County discusses condition of Secondary Road shops

Board of Supervisors
Kim Brooks
Express Editor

     County Engineer Derek Snead visited with the Jones County Supervisors during their Dec. 27 meeting regarding the former county shop in Wyoming. Earlier this fall, a new county shop was built in Wyoming.

     Snead addressed the possible sale of the county shop, saying Secondary Roads did not need to utilize the facility for storage purposes.

     “We have pretty much cleared everything out,” he said. “We are no longer heating it, and the water is shut off.”

     If the county chose to sell the building, Snead said, according to Iowa Code, a public hearing would need to be held. If there were no objections, the board of supervisors could pass a resolution to sell the building however seen fit.

     Snead suggested hiring a realtor to help with the sale, but said there would be added costs involved.

     “Or we could take bids,” he offered. “I have no preference either way. But an auction would be difficult to do.”

     Snead did say there has been some interest in the old shop building.

     The board said they would look at a potential sale in late January.

     Supervisor Jon Zirkelbach asked Snead about the old county shop in Monticello. Two years ago, a new shop building was built outside of town.

     “That building is fairly full,” Snead said. “We use it for storage, but all of the utilities are turned off.”

     Supervisor Wayne Manternach said he would be in favor of keeping the old Monticello shop in use rather than sell it or tear it down.

     “I’m in favor of keeping that for cold storage because we always need space,” said Manternach.

     Zirkelbach questioned with a new Secondary Roads’ shop and a new JETS facility in the works, whether it is needed to keep.

     “I thought the property was going to be disposed of,” he said.

     In terms of future shop buildings, Snead said the Temple Hill shop could be next on the list.

     “All of our shops were constructed around the same time,” he said, that being the late 1960s/early ‘70s. “All of them are in need of upgrades.”
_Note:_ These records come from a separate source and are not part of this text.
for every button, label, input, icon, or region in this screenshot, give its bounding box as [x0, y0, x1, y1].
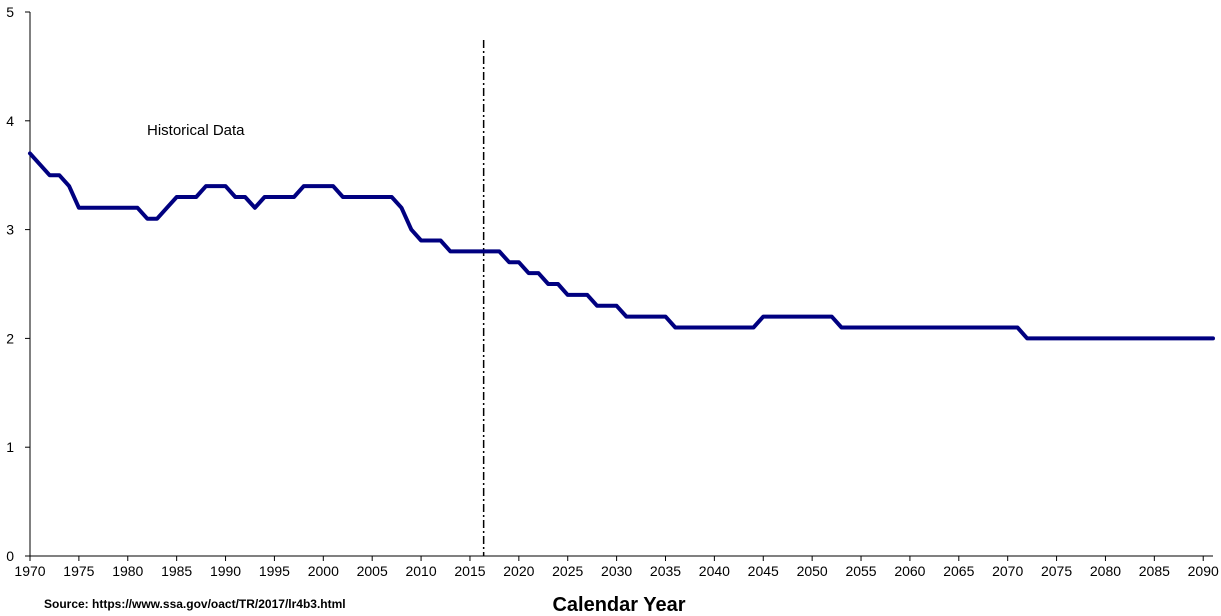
source-note: Source: https://www.ssa.gov/oact/TR/2017… [44, 597, 346, 611]
x-tick-label: 2075 [1041, 563, 1072, 579]
x-tick-label: 1995 [259, 563, 290, 579]
x-tick-label: 1990 [210, 563, 241, 579]
x-tick-label: 2040 [699, 563, 730, 579]
x-tick-label: 2050 [797, 563, 828, 579]
x-tick-label: 2060 [894, 563, 925, 579]
x-ticks: 1970 1975 1980 1985 1990 1995 2000 2005 2010 2015… [14, 556, 1219, 579]
x-tick-label: 2090 [1188, 563, 1219, 579]
x-axis-title: Calendar Year [552, 594, 685, 616]
historical-data-annotation: Historical Data [147, 122, 245, 139]
y-ticks: 0 1 2 3 4 5 [6, 4, 30, 564]
x-tick-label: 2080 [1090, 563, 1121, 579]
x-tick-label: 2065 [943, 563, 974, 579]
x-tick-label: 1985 [161, 563, 192, 579]
x-tick-label: 1980 [112, 563, 143, 579]
x-tick-label: 2010 [405, 563, 436, 579]
y-tick-label: 2 [6, 330, 14, 346]
x-tick-label: 2005 [357, 563, 388, 579]
x-tick-label: 2015 [454, 563, 485, 579]
x-tick-label: 1970 [14, 563, 45, 579]
x-tick-label: 2070 [992, 563, 1023, 579]
series-line [28, 151, 1215, 341]
x-tick-label: 2045 [748, 563, 779, 579]
x-tick-label: 2035 [650, 563, 681, 579]
x-tick-label: 2085 [1139, 563, 1170, 579]
y-tick-label: 3 [6, 222, 14, 238]
x-tick-label: 2055 [845, 563, 876, 579]
y-tick-label: 4 [6, 113, 14, 129]
y-tick-label: 0 [6, 548, 14, 564]
x-tick-label: 2000 [308, 563, 339, 579]
x-tick-label: 2030 [601, 563, 632, 579]
x-tick-label: 2025 [552, 563, 583, 579]
x-tick-label: 2020 [503, 563, 534, 579]
y-tick-label: 5 [6, 4, 14, 20]
x-tick-label: 1975 [63, 563, 94, 579]
y-tick-label: 1 [6, 439, 14, 455]
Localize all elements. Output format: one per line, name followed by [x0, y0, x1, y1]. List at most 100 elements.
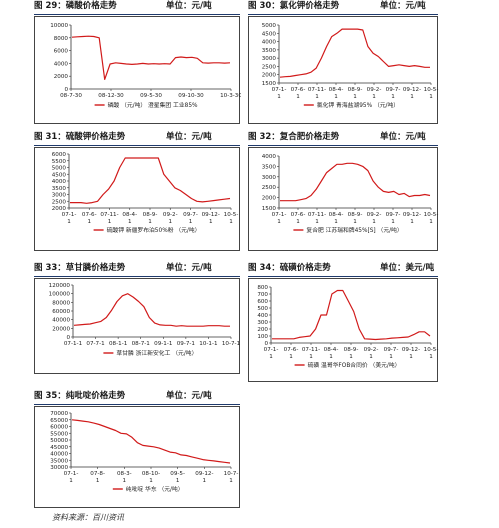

     He said one priority right now is updating the main county shop’s cold storage unit in Anamosa.

In other county business:

     • The board reappointed Lyle Theisen and Denny Coon to the Board of Health for three-year terms.

     • The board reappointed Leah Nebergall and LaVerta Langenberg to the Pioneer Cemetery Commission for three-year terms. They still need to fill two vacancies.

     • The board filed a notice from the City of Monticello to severe property from the city in Lovell Township. The property is located west of Highway 151 and north of Highway 38. The property owners (Shover, Holmes, and Kraus) voluntarily agreed to severe their property. The county will also gain some roadway to maintain.

     • The board approved amended contracts with the Iowa DHS for CPPC (Community Partnerships for Protecting Children) and DECAT programs. The CPPC contract increased to $18,825 and the DECAT contract increased to $15,500.

     Jones County is strictly a pass-through agency for these contracts.

     • A public hearing was held and the board approved amending the FY 2018 county budget, as well as adjusting the appropriations for the various county departments.

     The amendment shows $21,242,268 of total revenues and other sources, and $22,862,019 of total expenditures and other uses.

     Changes were also made to the following departments’ spending appropriations: JETS, General Services, GIS, DECAT/CPPC/ECI, JETS Facility Project, Capital Projects, and Budget Holding.

     • Land Use Administrator Michele Lubben spoke with the board regarding a nuisance at 16259 County Road X-31, Anamosa.

     Lubben said the property went from the homeowner to a bank in foreclosure and now she’s working with a bank out-of-state. After finally getting in touch with someone regarding the condition of the property, Lubben advised the board she would wait to file a nuisance violation.

     • The board approved the purchase of a spray truck for Roadside Management from Freese Motors in Monticello for just over $53,000. Snead also got a bid from an out-of-county business, which was lower than the Freese bid. The board approved the local purchase, as an exception to the county purchase policy.

     Roadside Management was awarded a grant for $15,000 to help with the purchase.

     “We work with Freese a lot,” said Snead. “We got our last few trucks from them, all at good deals.”

     • Dave and Penny Schoon of Monticello were present at the board meeting to discuss the disposition of county-owned land off of County Road D-62, former county right-of-way.

     Dave said they merely want to clean up his mother’s estate and a land surveyor noticed the fact that the county still owned right-of-way, of which the Schoons were paying taxes on the last 20 years. The county owns the right-of-way by deed, which makes it more complicated than if it was owned as an easement.

     “We need to figure out who the county bought this (land) from and what process we need to follow,” said County Auditor Janine Sulzner, referring to the process of selling the land to the previous or adjacent landowners.